Esclavage en Libye : « On en parle depuis longtemps »

Pour avoir laissé prospérer aux portes de l’Europe des milices libyennes qui pratiquent l’esclavage, Bruxelles est accusée de « complicité » de « crime contre l’humanité ».

L’Union européenne ouvrirait-elle enfin les yeux sur la situation en Libye ? Jeudi, le commissaire européen chargé des migrations, Dimitris Avramopoulos, a déclaré que le sort « épouvantable » des réfugiés, dont certains sont vendus comme esclaves, « ne peut pas durer ». C’est la chaine de télévision américaine CNN qui, la semaine dernière, avait révélé le scandale au grand public ; des journalistes s’étaient rendus à une véritable vente aux enchères d’êtres humains qu’ils avaient pu filmer grâce à une caméra cachée. Emmanuel Macron avait alors rapidement qualifié de « crimes contre l’humanité » ces actes d’esclavage et appelé à « démanteler les réseaux » de trafiquants.

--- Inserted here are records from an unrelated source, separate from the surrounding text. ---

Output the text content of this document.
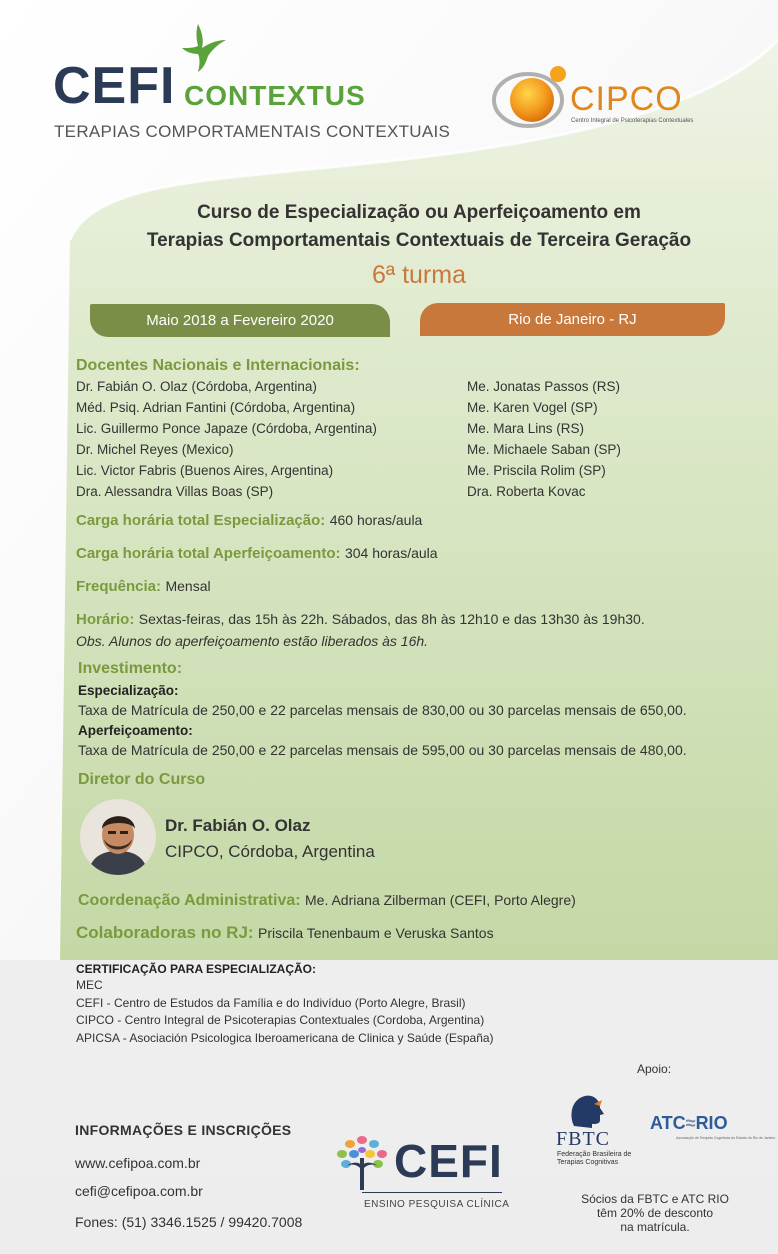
CEFI CONTEXTUS
TERAPIAS COMPORTAMENTAIS CONTEXTUAIS
CIPCO
Centro Integral de Psicoterapias Contextuales
Curso de Especialização ou Aperfeiçoamento em
Terapias Comportamentais Contextuais de Terceira Geração
6ª turma
Maio 2018 a Fevereiro 2020	Rio de Janeiro - RJ
Docentes Nacionais e Internacionais:
Dr. Fabián O. Olaz (Córdoba, Argentina)
Méd. Psiq. Adrian Fantini (Córdoba, Argentina)
Lic. Guillermo Ponce Japaze (Córdoba, Argentina)
Dr. Michel Reyes (Mexico)
Lic. Victor Fabris (Buenos Aires, Argentina)
Dra. Alessandra Villas Boas (SP)
Me. Jonatas Passos (RS)
Me. Karen Vogel (SP)
Me. Mara Lins (RS)
Me. Michaele Saban (SP)
Me. Priscila Rolim (SP)
Dra. Roberta Kovac
Carga horária total Especialização: 460 horas/aula
Carga horária total Aperfeiçoamento: 304 horas/aula
Frequência: Mensal
Horário: Sextas-feiras, das 15h às 22h. Sábados, das 8h às 12h10 e das 13h30 às 19h30.
Obs. Alunos do aperfeiçoamento estão liberados às 16h.
Investimento:
Especialização:
Taxa de Matrícula de 250,00 e 22 parcelas mensais de 830,00 ou 30 parcelas mensais de 650,00.
Aperfeiçoamento:
Taxa de Matrícula de 250,00 e 22 parcelas mensais de 595,00 ou 30 parcelas mensais de 480,00.
Diretor do Curso
Dr. Fabián O. Olaz
CIPCO, Córdoba, Argentina
Coordenação Administrativa: Me. Adriana Zilberman (CEFI, Porto Alegre)
Colaboradoras no RJ: Priscila Tenenbaum e Veruska Santos
CERTIFICAÇÃO PARA ESPECIALIZAÇÃO:
MEC
CEFI - Centro de Estudos da Família e do Indivíduo (Porto Alegre, Brasil)
CIPCO - Centro Integral de Psicoterapias Contextuales (Cordoba, Argentina)
APICSA - Asociación Psicologica Iberoamericana de Clinica y Saúde (España)
Apoio:
FBTC
Federação Brasileira de
Terapias Cognitivas
ATC≈RIO
Associação de Terapias Cognitivas do Estado do Rio de Janeiro
Sócios da FBTC e ATC RIO
têm 20% de desconto
na matrícula.
INFORMAÇÕES E INSCRIÇÕES
www.cefipoa.com.br
cefi@cefipoa.com.br
Fones: (51) 3346.1525 / 99420.7008
CEFI
ENSINO PESQUISA CLÍNICA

« Je partage pleinement l’indignation du président français, les images révélant la vente de migrants sont révoltantes » a renchéri jeudi Dimitris Avramopoulos. « Nous sommes tous conscients des conditions épouvantables et dégradantes dans lesquelles sont détenus certains migrants en Libye. Cela ne peut durer. C’est pour cette raison que l’Union européenne (UE) travaille sans relâche, sur tous les fronts, avec ses partenaires internationaux afin de trouver des solutions durables et en accord avec ses valeurs fondatrices de solidarité et de respect des droits de l’Homme » a-t-il ajouté.

Coopération inhumaine

Les Etats membres ont pour l’instant promis environ 34 000 places pour accueillir les migrants – dont 10 000 par la France. S’il faut se réjouir de cette prise de conscience européenne, on peut se demander si Paris et les autres membres de l’UE auraient agi de la même manière sans le travail des journalistes de CNN. Car la situation en Libye est loin d’être nouvelle : certaines ONG alertent depuis longtemps sur ces pratiques d’un autre âge, comme le révèle Alioune Tine, directeur Afrique de l’Ouest et du Centre d’Amnesty International, basé à Dakar (Sénégal). « Les prises d’otages, les violences, la torture, les viols sont monnaie courante en Libye, et l’esclavage, on en parle depuis longtemps. »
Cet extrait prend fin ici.